P- Como o avalia a importância dos royalties de hidrelétricas para os municípios brasileiros afetados por construções desse tipo, mais especificamente para Paulo Afonso?

José Ivandro- É de extrema importância, já que essas grandes obras atraem para esses municípios milhares de novos moradores, muitas vezes mais gente do que a população original, e isso acarreta a necessidade de grandes investimentos para que o município seja capaz de atender a demanda que esse aumento populacional exige. Na verdade a compensação aos municípios atingidos por barragens deveria começar antes mesmo do inicio das obras, pois a partir do inicio delas, a demanda por serviços publico já aumenta imensamente.
No caso de Paulo Afonso, cidade que nasceu em razão da construção das Usinas, a compensação financeira, foi, e é, fundamental para a melhoria da qualidade de vida da população. São duas realidades completamente distintas, a Paulo Afonso de antes e a nova cidade depois dos royalties. A receita de Paulo Afonso aumentou muito. Os royalties injetam hoje quase R$ 2.000.000,00 (Dois Milhões de Reais) mensais nos cofres do município.

P-O Sr.(a) acredita que a receita da compensação financeira contribuiu/contribui para o desenvolvimento social, econômico e ambiental do Município? Acredita que contribuiu/contribui significativamente para melhorar a cidade?
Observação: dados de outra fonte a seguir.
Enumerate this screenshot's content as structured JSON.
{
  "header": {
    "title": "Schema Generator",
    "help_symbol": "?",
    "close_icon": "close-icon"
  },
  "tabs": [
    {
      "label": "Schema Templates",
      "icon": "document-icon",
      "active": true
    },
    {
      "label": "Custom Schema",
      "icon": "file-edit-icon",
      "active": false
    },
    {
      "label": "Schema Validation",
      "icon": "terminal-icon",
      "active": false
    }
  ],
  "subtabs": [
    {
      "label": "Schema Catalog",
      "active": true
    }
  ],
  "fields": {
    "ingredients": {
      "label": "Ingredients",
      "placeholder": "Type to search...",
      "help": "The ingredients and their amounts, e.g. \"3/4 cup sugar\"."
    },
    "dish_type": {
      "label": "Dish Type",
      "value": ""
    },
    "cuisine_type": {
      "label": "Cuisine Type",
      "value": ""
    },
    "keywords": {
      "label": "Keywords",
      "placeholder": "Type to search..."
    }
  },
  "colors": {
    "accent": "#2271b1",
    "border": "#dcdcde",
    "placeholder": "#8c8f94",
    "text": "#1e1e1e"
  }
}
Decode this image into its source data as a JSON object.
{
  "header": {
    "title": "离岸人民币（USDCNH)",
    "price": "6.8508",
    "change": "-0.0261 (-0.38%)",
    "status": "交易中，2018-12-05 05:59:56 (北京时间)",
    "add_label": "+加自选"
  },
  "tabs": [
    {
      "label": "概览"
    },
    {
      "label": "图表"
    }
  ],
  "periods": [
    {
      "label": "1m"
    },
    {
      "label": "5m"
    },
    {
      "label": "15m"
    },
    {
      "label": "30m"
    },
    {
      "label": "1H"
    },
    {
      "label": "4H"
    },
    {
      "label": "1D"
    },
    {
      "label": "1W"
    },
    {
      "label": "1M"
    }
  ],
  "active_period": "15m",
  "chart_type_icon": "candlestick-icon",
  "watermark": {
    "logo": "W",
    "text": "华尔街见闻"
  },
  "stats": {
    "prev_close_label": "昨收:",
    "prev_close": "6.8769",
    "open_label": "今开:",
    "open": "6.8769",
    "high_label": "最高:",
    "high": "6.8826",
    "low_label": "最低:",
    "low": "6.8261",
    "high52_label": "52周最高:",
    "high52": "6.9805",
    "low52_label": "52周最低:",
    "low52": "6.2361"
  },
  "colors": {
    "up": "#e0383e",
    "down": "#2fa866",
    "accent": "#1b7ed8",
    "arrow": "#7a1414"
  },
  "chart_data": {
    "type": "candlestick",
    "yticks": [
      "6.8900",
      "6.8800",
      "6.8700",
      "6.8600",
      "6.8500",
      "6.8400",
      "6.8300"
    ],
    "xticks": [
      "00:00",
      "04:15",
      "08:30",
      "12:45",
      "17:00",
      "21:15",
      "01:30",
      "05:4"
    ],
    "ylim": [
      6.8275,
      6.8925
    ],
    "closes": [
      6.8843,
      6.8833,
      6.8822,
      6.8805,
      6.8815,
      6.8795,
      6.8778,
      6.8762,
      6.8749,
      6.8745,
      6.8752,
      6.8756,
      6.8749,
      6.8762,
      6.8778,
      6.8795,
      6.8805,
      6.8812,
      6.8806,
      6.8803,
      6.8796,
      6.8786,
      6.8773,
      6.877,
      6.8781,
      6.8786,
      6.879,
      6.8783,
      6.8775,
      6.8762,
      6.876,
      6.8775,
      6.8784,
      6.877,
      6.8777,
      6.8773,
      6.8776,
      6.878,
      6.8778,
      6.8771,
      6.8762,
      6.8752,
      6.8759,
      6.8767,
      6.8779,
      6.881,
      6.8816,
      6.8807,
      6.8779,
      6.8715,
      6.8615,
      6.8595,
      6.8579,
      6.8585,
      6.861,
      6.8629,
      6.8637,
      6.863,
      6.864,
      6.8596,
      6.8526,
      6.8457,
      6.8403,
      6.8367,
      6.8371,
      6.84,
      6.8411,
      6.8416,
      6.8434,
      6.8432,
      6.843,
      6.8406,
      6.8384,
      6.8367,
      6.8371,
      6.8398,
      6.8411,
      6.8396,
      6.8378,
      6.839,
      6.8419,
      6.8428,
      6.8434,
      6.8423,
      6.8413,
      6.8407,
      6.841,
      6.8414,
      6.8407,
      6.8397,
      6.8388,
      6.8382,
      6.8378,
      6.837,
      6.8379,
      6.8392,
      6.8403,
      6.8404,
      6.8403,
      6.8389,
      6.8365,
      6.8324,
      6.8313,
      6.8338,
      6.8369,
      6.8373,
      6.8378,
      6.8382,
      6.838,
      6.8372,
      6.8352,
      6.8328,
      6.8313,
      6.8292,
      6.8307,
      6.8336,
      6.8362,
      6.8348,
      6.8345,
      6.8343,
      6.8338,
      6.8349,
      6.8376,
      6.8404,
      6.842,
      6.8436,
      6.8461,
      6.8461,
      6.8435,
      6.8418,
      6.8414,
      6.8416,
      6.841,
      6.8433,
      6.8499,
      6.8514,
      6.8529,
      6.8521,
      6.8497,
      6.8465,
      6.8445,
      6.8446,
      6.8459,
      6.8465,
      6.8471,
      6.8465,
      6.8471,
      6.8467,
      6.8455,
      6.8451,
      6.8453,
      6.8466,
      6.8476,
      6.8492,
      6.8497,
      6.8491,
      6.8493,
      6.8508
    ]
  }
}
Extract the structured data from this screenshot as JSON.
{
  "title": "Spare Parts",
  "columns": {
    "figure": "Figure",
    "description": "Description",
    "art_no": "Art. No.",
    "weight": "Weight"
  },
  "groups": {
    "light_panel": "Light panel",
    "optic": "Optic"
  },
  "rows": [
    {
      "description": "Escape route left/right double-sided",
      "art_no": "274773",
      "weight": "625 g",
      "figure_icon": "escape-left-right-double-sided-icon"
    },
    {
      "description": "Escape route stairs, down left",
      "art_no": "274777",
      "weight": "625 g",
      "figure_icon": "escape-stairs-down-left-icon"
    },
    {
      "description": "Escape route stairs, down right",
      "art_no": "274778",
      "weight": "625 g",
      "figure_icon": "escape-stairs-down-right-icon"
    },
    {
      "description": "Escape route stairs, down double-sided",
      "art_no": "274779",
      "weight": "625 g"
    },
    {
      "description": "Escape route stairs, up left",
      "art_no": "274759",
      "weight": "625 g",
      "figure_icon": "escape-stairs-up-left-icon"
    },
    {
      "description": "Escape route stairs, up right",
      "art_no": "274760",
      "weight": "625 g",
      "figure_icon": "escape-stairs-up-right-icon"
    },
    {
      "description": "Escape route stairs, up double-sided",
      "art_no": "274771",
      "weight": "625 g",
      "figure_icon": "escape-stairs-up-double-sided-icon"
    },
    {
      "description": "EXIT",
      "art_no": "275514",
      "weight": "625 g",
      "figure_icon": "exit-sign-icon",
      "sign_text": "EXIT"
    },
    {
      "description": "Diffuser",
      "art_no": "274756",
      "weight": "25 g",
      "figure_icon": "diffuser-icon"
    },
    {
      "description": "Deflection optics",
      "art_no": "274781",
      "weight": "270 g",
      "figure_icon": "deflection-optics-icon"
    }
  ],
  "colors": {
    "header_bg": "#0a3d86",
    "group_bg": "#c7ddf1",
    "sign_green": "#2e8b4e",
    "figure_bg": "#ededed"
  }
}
José Ivandro- A Receita advinda do pagamento dos royalties é uma das três maiores fontes de recursos do município, junto com o ICMS e o FPM, que aumentaram bastante após a nova Constituição, em razão de outra luta importante da qual o prefeito Zé Ivaldo e nós participamos ativamente, luta que resultou na elevação da fatia da receita do bolo tributário para os municípios que passou de 3%, até 1988, para algo em torno de 15%.
Eu avalio que os royalties ajudaram em muito a melhorar a cidade, a torná-la melhor, mais bonita, mais agradável. Os royalties contribuíram sobremaneira para o desenvolvimento social e econômico do município de Paulo Afonso. Os investimentos em pavimentação, eletrificação, iluminação pública, estradas e transportes, as grandes obras realizadas, e, ainda a construção de barragens, aguadas, poços e estradas vicinais nos povoados, a construção de casas populares, praças e quadras poliesportivas foram feitas com esses recursos.
Tudo isso gerou emprego, gerou renda, movimentou a economia local e proporcionou enorme melhoria para a qualidade de vida da população.
Já do ponto de vista ambiental ainda falta muito, mas algum avanço foi obtido: a coleta de lixo melhorou, com a aquisição e contratação de equipamentos e veículos e foi implantada uma central de separação de lixo para a reciclagem, maior e mais moderna do que a que nós havíamos implantado; a rede de saneamento que antes existia apenas na área da ilha, incompleta, e alguma coisa em alguns bairros, foi ampliada para quase toda a cidade. E isso foi feito com recursos municipais. Só agora é que a Embasa passou a atuar em saneamento, com a reestruturação da rede coletora e implantação de estações de tratamento de esgotos.